Fascinating! So there’s a neuroscientific basis to the distinction between pleasure and happiness?

Sure. Dopamine is excitatory. Neurons want to get excited and that’s why they have receptors in the first place, but they don’t want to be bludgeoned, they want to be tickled. When you overstimulate, or bludgeon, a neuron it causes it to continuously fire, which uses up the energy in the neuron and causes it to die. Neurons don’t want to be bludgeoned, but we’re bludgeoning them. In order to protect against this, the neuron has a self-defense mechanism—down-regulation of the receptor so the next time the neuron sees that dopamine it won’t respond as severely because there are fewer receptors for it to bind. In human terms: you get a hit, you get a rush. Next time, you’re going to need a bigger hit to get the same rush. And the next time, you’re going to need a bigger hit and a bigger hit and a bigger hit and finally a huge hit…to get nothing. That’s called tolerance. When the neurons start to die, that’s called addiction.

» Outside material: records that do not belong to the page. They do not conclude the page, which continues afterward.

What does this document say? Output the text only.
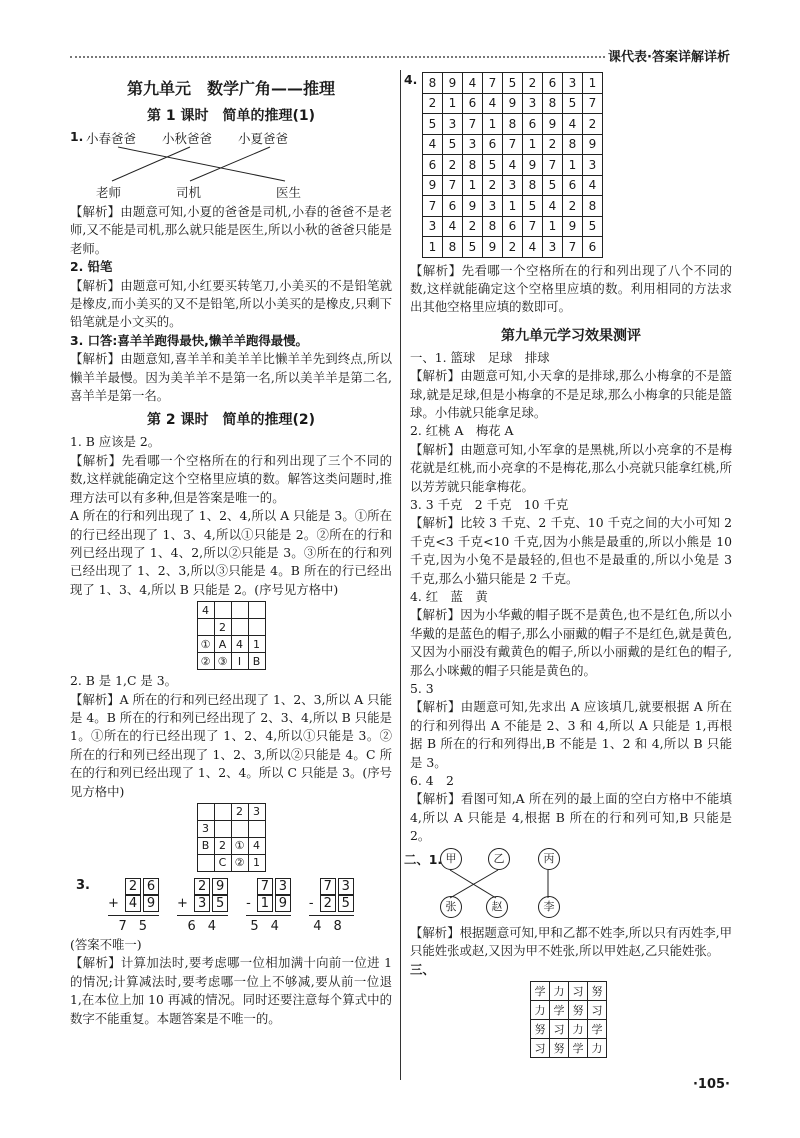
课代表·答案详解详析
第九单元　数学广角——推理
第 1 课时　简单的推理(1)
1. 小春爸爸 小秋爸爸 小夏爸爸
老师	司机	医生

【解析】由题意可知,小夏的爸爸是司机,小春的爸爸不是老师,又不能是司机,那么就只能是医生,所以小秋的爸爸只能是老师。

2. 铅笔

【解析】由题意可知,小红要买转笔刀,小美买的不是铅笔就是橡皮,而小美买的又不是铅笔,所以小美买的是橡皮,只剩下铅笔就是小文买的。

3. 口答:喜羊羊跑得最快,懒羊羊跑得最慢。

【解析】由题意知,喜羊羊和美羊羊比懒羊羊先到终点,所以懒羊羊最慢。因为美羊羊不是第一名,所以美羊羊是第二名,喜羊羊是第一名。

第 2 课时　简单的推理(2)

1. B 应该是 2。

【解析】先看哪一个空格所在的行和列出现了三个不同的数,这样就能确定这个空格里应填的数。解答这类问题时,推理方法可以有多种,但是答案是唯一的。

A 所在的行和列出现了 1、2、4,所以 A 只能是 3。①所在的行已经出现了 1、3、4,所以①只能是 2。②所在的行和列已经出现了 1、4、2,所以②只能是 3。③所在的行和列已经出现了 1、2、3,所以③只能是 4。B 所在的行已经出现了 1、3、4,所以 B 只能是 2。(序号见方格中)

4			
	2		
①	A	4	1
②	③	I	B

2. B 是 1,C 是 3。

【解析】A 所在的行和列已经出现了 1、2、3,所以 A 只能是 4。B 所在的行和列已经出现了 2、3、4,所以 B 只能是 1。①所在的行已经出现了 1、2、4,所以①只能是 3。②所在的行和列已经出现了 1、2、3,所以②只能是 4。C 所在的行和列已经出现了 1、2、4。所以 C 只能是 3。(序号见方格中)

		2	3
3			
B	2	①	4
	C	②	1
3.	2 6
+ 4 9
75
2 9
+ 3 5
64
7 3
- 1 9
54
7 3
- 2 5
48

(答案不唯一)

【解析】计算加法时,要考虑哪一位相加满十向前一位进 1 的情况;计算减法时,要考虑哪一位上不够减,要从前一位退 1,在本位上加 10 再减的情况。同时还要注意每个算式中的数字不能重复。本题答案是不唯一的。

4. 8	9	4	7	5	2	6	3	1
2	1	6	4	9	3	8	5	7
5	3	7	1	8	6	9	4	2
4	5	3	6	7	1	2	8	9
6	2	8	5	4	9	7	1	3
9	7	1	2	3	8	5	6	4
7	6	9	3	1	5	4	2	8
3	4	2	8	6	7	1	9	5
1	8	5	9	2	4	3	7	6

【解析】先看哪一个空格所在的行和列出现了八个不同的数,这样就能确定这个空格里应填的数。利用相同的方法求出其他空格里应填的数即可。

第九单元学习效果测评

一、1. 篮球　足球　排球

【解析】由题意可知,小天拿的是排球,那么小梅拿的不是篮球,就是足球,但是小梅拿的不是足球,那么小梅拿的只能是篮球。小伟就只能拿足球。

2. 红桃 A　梅花 A

【解析】由题意可知,小军拿的是黑桃,所以小亮拿的不是梅花就是红桃,而小亮拿的不是梅花,那么小亮就只能拿红桃,所以芳芳就只能拿梅花。

3. 3 千克　2 千克　10 千克

【解析】比较 3 千克、2 千克、10 千克之间的大小可知 2 千克<3 千克<10 千克,因为小熊是最重的,所以小熊是 10 千克,因为小兔不是最轻的,但也不是最重的,所以小兔是 3 千克,那么小猫只能是 2 千克。

4. 红　蓝　黄

【解析】因为小华戴的帽子既不是黄色,也不是红色,所以小华戴的是蓝色的帽子,那么小丽戴的帽子不是红色,就是黄色,又因为小丽没有戴黄色的帽子,所以小丽戴的是红色的帽子,那么小咪戴的帽子只能是黄色的。

5. 3

【解析】由题意可知,先求出 A 应该填几,就要根据 A 所在的行和列得出 A 不能是 2、3 和 4,所以 A 只能是 1,再根据 B 所在的行和列得出,B 不能是 1、2 和 4,所以 B 只能是 3。

6. 4　2

【解析】看图可知,A 所在列的最上面的空白方格中不能填 4,所以 A 只能是 4,根据 B 所在的行和列可知,B 只能是 2。

二、1. 甲	乙	丙
张	赵	李

【解析】根据题意可知,甲和乙都不姓李,所以只有丙姓李,甲只能姓张或赵,又因为甲不姓张,所以甲姓赵,乙只能姓张。

三、

学	力	习	努
力	学	努	习
努	习	力	学
习	努	学	力
·105·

Serotonin is inhibitory, not excitatory. You can’t overdose on too much happiness because serotonin doesn’t destroy neurons. But there’s one thing that down-regulates serotonin—dopamine. So the more pleasure you seek, the more unhappy you get. Then throw some stress on top. Stress disinhibits the dopamine even further, and cortisol (the stress hormone) down-regulates the serotonin receptor, making it even harder to generate happiness, and there’s depression.

How do daily stresses affect our pleasure, as opposed to our happiness?

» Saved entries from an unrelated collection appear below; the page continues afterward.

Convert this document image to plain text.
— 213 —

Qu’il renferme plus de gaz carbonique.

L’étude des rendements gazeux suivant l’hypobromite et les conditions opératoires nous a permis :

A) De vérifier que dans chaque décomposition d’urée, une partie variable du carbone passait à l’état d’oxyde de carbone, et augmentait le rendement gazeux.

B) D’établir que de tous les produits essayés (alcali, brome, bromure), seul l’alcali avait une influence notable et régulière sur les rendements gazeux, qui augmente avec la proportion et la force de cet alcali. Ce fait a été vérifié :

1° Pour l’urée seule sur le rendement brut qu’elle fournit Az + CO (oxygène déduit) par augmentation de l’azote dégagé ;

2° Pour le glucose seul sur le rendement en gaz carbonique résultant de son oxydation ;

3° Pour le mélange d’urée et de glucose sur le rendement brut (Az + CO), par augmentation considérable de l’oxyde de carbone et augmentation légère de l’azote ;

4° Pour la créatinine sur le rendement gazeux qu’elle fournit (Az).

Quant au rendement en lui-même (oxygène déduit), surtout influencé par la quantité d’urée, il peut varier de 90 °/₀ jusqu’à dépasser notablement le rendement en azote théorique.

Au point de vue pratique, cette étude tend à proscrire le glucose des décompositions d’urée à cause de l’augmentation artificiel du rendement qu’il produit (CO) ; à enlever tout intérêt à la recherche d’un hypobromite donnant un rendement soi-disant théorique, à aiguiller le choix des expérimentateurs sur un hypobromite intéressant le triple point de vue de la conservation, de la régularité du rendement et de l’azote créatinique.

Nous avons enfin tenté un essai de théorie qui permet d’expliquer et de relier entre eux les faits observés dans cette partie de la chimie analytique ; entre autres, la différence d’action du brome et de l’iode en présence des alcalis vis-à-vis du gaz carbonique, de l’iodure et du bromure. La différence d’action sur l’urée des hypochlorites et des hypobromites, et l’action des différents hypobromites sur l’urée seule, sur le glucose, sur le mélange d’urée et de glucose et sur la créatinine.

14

By adding stress to the dopamine system you get addiction. By adding stress to the serotonin system you get depression. And we are all now chronically stressed. And it turns out technology, cell phones, media, drugs, fake news, sugar, sleep deprivation all up your dopamine and down your serotonin. Basically what we’re doing is, we’ve abdicated our pursuit of happiness for the pursuit of pleasure. And we’ve become most decidedly unhappy.

How can I use neuroscience to help my family make smarter decisions about consumption?

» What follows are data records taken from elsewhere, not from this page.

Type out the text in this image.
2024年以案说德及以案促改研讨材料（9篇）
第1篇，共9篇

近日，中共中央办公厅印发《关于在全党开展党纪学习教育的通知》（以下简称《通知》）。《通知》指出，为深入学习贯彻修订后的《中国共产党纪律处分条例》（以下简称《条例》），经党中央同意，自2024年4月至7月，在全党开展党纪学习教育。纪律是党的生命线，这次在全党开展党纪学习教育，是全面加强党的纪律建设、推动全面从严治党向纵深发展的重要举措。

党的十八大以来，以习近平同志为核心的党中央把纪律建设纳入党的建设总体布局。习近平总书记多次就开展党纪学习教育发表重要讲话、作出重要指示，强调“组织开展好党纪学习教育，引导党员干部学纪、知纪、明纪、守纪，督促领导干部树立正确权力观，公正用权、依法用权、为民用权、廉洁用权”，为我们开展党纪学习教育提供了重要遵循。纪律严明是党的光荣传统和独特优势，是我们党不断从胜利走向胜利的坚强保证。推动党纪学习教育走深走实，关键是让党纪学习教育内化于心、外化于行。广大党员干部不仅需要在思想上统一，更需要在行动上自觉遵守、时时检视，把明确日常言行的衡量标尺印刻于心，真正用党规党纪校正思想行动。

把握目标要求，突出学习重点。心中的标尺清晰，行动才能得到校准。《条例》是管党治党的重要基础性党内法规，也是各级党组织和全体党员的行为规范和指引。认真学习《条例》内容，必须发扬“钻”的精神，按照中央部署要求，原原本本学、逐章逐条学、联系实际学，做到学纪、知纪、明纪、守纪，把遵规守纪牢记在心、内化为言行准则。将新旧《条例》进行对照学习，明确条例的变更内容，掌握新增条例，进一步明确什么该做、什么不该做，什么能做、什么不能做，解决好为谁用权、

Learn how to say no. Kids experience happiness but they consume pleasure, and the goal is to provide the experiences rather than the consumption. So the kid who goes with his mother to the store and the kid nags the mom “can’t I have this” and she caves and gives it to him—that’s not parenting. It maximizes pleasure, but not happiness.

What specific activities can I do with my kids to maximize Serotonin while minimizing Dopamine?

The single best thing is sitting down to have a meal together. By far and away, that’s the most important method for upping Serotonin and tamping down Dopamine—eating at the same table, without your cell phones. In our house, everyone eats at the same table no matter what time it is, no matter who has to go to soccer practice, the TV is off, phone are not at the table, and dinner time is family time. And we cook. I would say that is the single most valuable thing people can do with their families. Cooking is connecting, contributing, and coping—you have to be mindful as you are cooking because you have a recipe to follow, which is good in terms of stress reduction.

Any tips on what I should cook?

Actually, three items in food can increase Serotonin: Tryptophan, which you get in eggs and fish, Omega-3 fatty acids, which help stabilize neuronal membranes and improve Serotonin neuronal transmission, and then reduction in the amount of sugar because fructose depletes Serotonin. That’s real food. But there’s only one way to get it—to make it.